Now with SPI! The easiest way to use breakouts with your Raspberry Pi. There's no soldering required, just pop up to three Pimoroni breakouts (2xI2C, 1xSPI) into the slots on Breakout Garden Mini and get started coding and creating.

Grow your projects on Breakout Garden. It's ideal for prototyping projects without the need for complicated wiring, soldering, or breadboards, and you've always got the option of changing your setup thanks to the way that Breakout Garden works.

The three sturdy slots on Breakout Garden are edge connectors that connect Pimoroni breakouts to the pins on your Raspberry Pi. This new version of Breakout Garden has an SPI slot for Pimoroni SPI breakouts like our 0.96" LCD Breakout or 1.12" SPI OLED Breakout.

It's also got two I2C slots for Pimoroni I2C breakouts. Because I2C is a bus, you can use multiple I2C devices at the same time, providing they don't have the same address (we've made sure that all of our breakouts have different addresses).

Features

  • Three sturdy edge-connector slots for Pimoroni breakouts
  • 2x I2C slots (5 pins)
  • 1x SPI slot (7 pins)
  • 0.1” pitch, 5 or 7 pin connectors
  • Broken-out pins (1x10 strip of male header included)
  • Reverse polarity protection (built into breakouts)
  • pHAT format board
  • Compatible with all 40-pin header Raspberry Pi models

Using Breakout Garden

Because of the way that I2C (the protocol that Breakout Garden uses) works, it doesn't matter which slot on Breakout Garden Mini you plug your Pimoroni breakout into. Each I2C device has an address (you'll see it on the back of each breakout) that it uses to identify itself to other I2C devices, so it's effectively saying to your Raspberry Pi, "Hey, it's me, Bob!"

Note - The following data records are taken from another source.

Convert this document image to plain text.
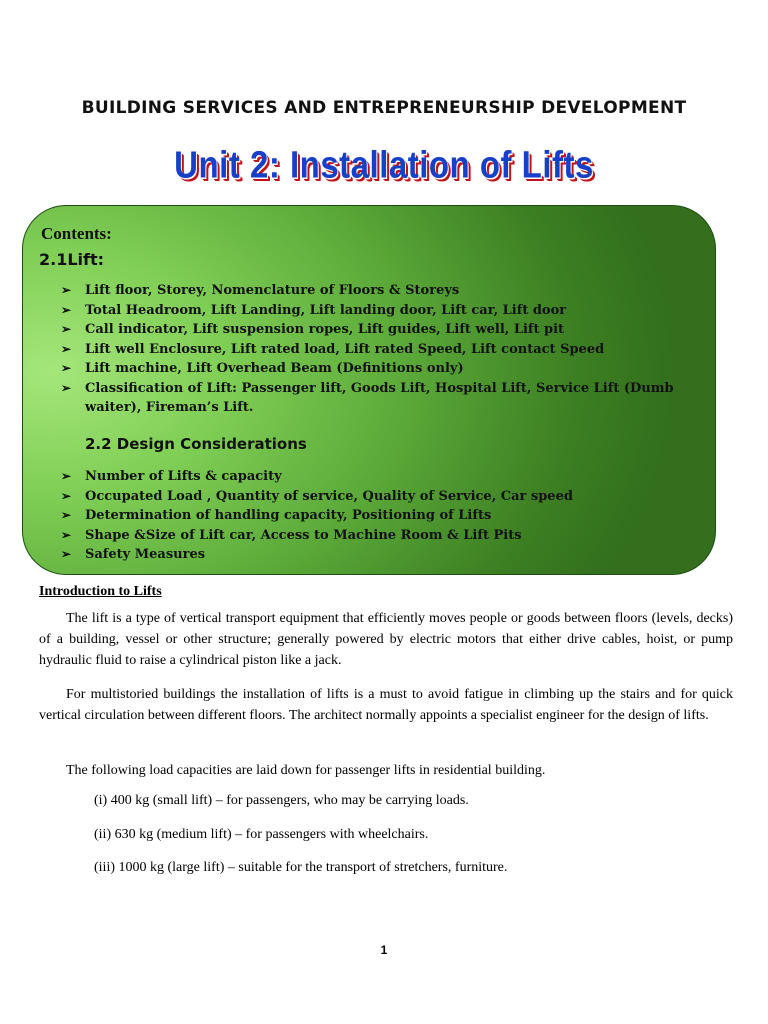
BUILDING SERVICES AND ENTREPRENEURSHIP DEVELOPMENT
Unit 2: Installation of Lifts
Contents:
2.1Lift:
➢ Lift floor, Storey, Nomenclature of Floors & Storeys
➢ Total Headroom, Lift Landing, Lift landing door, Lift car, Lift door
➢ Call indicator, Lift suspension ropes, Lift guides, Lift well, Lift pit
➢ Lift well Enclosure, Lift rated load, Lift rated Speed, Lift contact Speed
➢ Lift machine, Lift Overhead Beam (Definitions only)
➢ Classification of Lift: Passenger lift, Goods Lift, Hospital Lift, Service Lift (Dumb waiter), Fireman’s Lift.
2.2 Design Considerations
➢ Number of Lifts & capacity
➢ Occupated Load , Quantity of service, Quality of Service, Car speed
➢ Determination of handling capacity, Positioning of Lifts
➢ Shape &Size of Lift car, Access to Machine Room & Lift Pits
➢ Safety Measures
Introduction to Lifts

The lift is a type of vertical transport equipment that efficiently moves people or goods between floors (levels, decks) of a building, vessel or other structure; generally powered by electric motors that either drive cables, hoist, or pump hydraulic fluid to raise a cylindrical piston like a jack.

For multistoried buildings the installation of lifts is a must to avoid fatigue in climbing up the stairs and for quick vertical circulation between different floors. The architect normally appoints a specialist engineer for the design of lifts.

The following load capacities are laid down for passenger lifts in residential building.

(i) 400 kg (small lift) – for passengers, who may be carrying loads.

(ii) 630 kg (medium lift) – for passengers with wheelchairs.

(iii) 1000 kg (large lift) – suitable for the transport of stretchers, furniture.

1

SPI is a faster, higher-throughput protocol for talking to devices like displays. The SPI slot on Breakout Garden Mini uses chip select 1 (BCM 7) and BCM 19 for the GPIO pin (used for things like LCD backlights).

We've built reverse polarity protection into our Pimoroni breakouts, meaning that there's no magic blue smoke if you accidentally plug one in the wrong way round. However, the correct way to plug them in is to make sure that the labels on the pins on your breakout and the labels on each Breakout Garden Mini slot match up.

We've also broken out a load of useful pins along the top of Breakout Garden Mini, so you can connect other devices and integrate them into your Breakout Garden projects. If you have Pimoroni breakouts to which you've already soldered headers, then you can use this top row of pins to use them alongside other breakouts on Breakout Garden Mini.

Software

Head over to the Breakout Garden GitHub repo and give our automagic installer a go. Just pop a few breakouts into Breakout Garden Mini, run the installer, and SHAZAM!, the software for the appropriate breakouts will be installed. We've also got a few nice examples to show you what's possible.